Neodymium oxide nanoparticles (NdNPs), pivotal materials in advanced manufacturing and frontier technologies, raise growing concerns due to their potential risk to environment and health risks. Epidemiological studies linked neodymium exposure to liver dysfunction, but the underlying mechanisms remained unclear. Here, we demonstrated that respiratory exposure to NdNPs led to significant hepatic accumulation, second only to the lungs, and induced liver injury in mice, characterized by increased parenchymal echogenicity, histopathological and ultrastructural damage, and hepatocyte ferroptosis. In HepG2 cells, NdNPs triggered ferroptosis, as evidenced by reduced cell viability, mitochondrial membrane/cristae disruption, elevated redox-active iron, exacerbated lipid peroxidation, and impaired repair capacity. The ferroptosis inhibitors ferrostatin-1 (Fer-1) and deferoxamine (DFO) rescued NdNPs-induced cell death, confirming ferroptosis.
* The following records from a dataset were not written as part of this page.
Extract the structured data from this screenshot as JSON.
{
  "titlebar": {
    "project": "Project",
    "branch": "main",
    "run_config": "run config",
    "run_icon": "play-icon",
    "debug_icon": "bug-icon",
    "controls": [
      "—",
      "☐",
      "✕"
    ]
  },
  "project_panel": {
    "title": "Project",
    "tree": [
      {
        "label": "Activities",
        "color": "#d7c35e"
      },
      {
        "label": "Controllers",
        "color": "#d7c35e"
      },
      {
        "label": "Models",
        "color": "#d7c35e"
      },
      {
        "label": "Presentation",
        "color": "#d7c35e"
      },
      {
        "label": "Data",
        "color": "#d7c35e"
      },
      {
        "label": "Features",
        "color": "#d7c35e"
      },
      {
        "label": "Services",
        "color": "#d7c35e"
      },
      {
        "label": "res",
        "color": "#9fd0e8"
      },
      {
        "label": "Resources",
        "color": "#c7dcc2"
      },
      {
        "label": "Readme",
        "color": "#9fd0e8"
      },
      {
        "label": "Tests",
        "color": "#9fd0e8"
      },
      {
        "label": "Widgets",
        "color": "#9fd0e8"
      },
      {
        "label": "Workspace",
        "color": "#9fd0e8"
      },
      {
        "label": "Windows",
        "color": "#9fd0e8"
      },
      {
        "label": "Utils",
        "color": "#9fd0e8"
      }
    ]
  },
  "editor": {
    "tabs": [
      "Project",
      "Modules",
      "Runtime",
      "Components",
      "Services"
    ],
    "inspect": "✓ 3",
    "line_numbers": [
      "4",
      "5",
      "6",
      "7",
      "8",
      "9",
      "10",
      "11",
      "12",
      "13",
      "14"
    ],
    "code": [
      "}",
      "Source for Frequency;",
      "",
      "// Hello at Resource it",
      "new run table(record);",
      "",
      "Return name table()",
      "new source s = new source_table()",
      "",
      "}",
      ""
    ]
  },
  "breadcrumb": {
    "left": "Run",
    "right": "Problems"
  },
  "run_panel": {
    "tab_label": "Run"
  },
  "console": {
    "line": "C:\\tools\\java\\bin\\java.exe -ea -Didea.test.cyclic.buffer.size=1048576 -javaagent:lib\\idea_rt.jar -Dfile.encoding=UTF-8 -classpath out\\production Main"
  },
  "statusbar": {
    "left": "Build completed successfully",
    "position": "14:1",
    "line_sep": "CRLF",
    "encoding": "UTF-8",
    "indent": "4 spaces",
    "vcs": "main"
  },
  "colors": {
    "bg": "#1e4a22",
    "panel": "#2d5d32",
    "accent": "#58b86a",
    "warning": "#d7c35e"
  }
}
Mechanistically, NdNPs dysregulated iron homeostasis through dual HERC2-mediated pathways: (i) weakening HERC2-NCOA4 binding stabilized NCOA4, enhancing ferritinophagy-mediated redox-active iron release; and (ii) strengthening HERC2-FBXL5 interaction promoted FBXL5 degradation, derepressing IRP2/TFR1-mediated redox-active iron uptake. Together, these actions synergistically expanded the labile iron pool, driving lethal lipid peroxidation and ferroptosis. Critically, NCOA4 knockout, inhibition of the HERC2-FBXL5 interaction, and FBXL5 overexpression each significantly alleviated NdNPs-induced elevation of redox-active iron, lipid peroxidation, impairment of lipid peroxidation repair capacity, and cell death. Our study revealed a novel mechanism of NdNPs-induced hepatotoxicity, HERC2-mediated dual-axis iron dysregulation, reported here for the first time.